Like a bunch of people who care about presenting photos the right way online, I have always hated the fact that I can work on developing a shot (I shoot almost exclusively in RAW) only to upload it and have it look totally washed out. I started doing a little bit of research into why that is and may have broken through.
Here’s what I did:
- Took one photo that was previously developed
- Opened it in Photoshop under each of the four available profiles that the RAW developer offers
- Resized it to 500px on the long edge
- Saved each photo with the name of the profile as the filename
- Uploaded to my Flickr account
- Compared them to the original
Take a look at this set of photos and I’ll do what I can to explain what I found out.

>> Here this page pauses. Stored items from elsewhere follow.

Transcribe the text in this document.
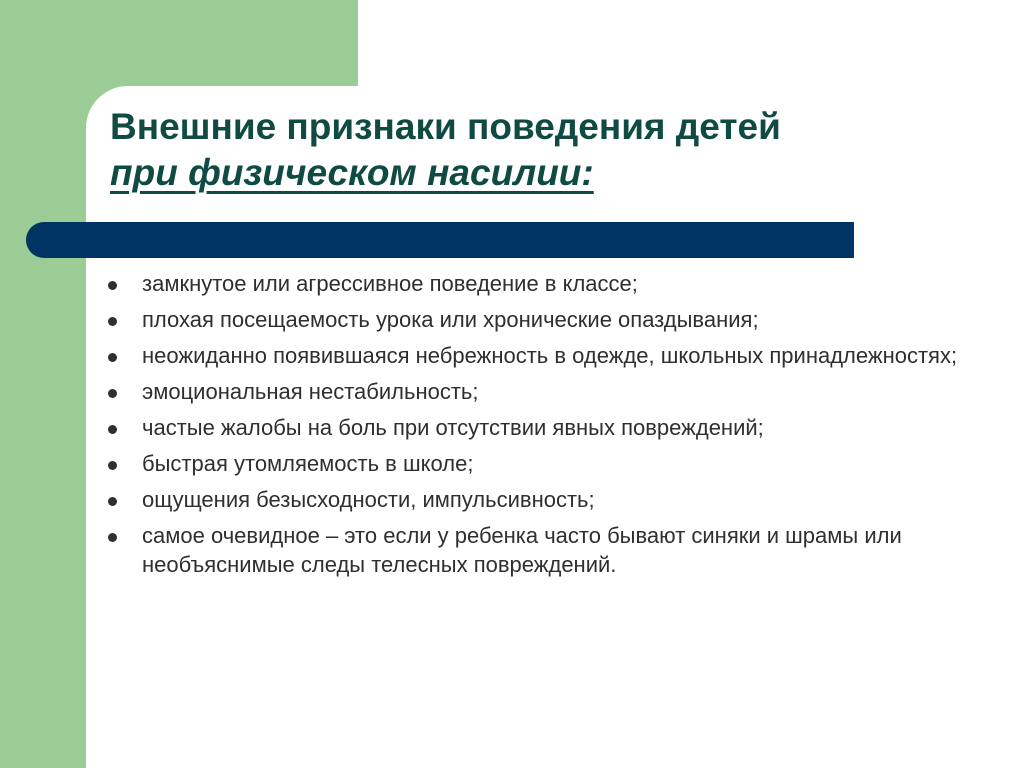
Внешние признаки поведения детей
при физическом насилии:
замкнутое или агрессивное поведение в классе;
плохая посещаемость урока или хронические опаздывания;
неожиданно появившаяся небрежность в одежде, школьных принадлежностях;
эмоциональная нестабильность;
частые жалобы на боль при отсутствии явных повреждений;
быстрая утомляемость в школе;
ощущения безысходности, импульсивность;
самое очевидное – это если у ребенка часто бывают синяки и шрамы или необъяснимые следы телесных повреждений.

Under each photo is the profile I set using Photoshop CS3’s RAW developer. There are many more within Photoshop itself, but for ease of workflow, I tend to rarely mess with the photo once I’ve developed it in RAW. Here is what I learned:
- The look of the photos depends on which browser you’re using
- In Safari, they all looked very similar to me
- I use Firefox almost exclusively on a Mac, and the difference is dramatic
- The point was not to see which was truest to real life, but which was truest to the original photo
- The “Color Match RGB” profile was truest
- The “Pro Photo RGB” profile was very different from all three
- The “sRGB” and “adobe RGB” profiles washed out the color a little more than the “Color Match RGB” profile did
I once heard someone say that when individuals design websites for themselves, they tend to make it look the best in the browser they use personally, and can live with it looking a little off in others. I definitely resemble that. And there’s not much I can do that I want to spend my free time on to change it. So for that reason, I’ll be using the “Color Match RGB” profile from here on out.
To anyone else thinking about why their photos are different online, try it out. It’s a very easy test.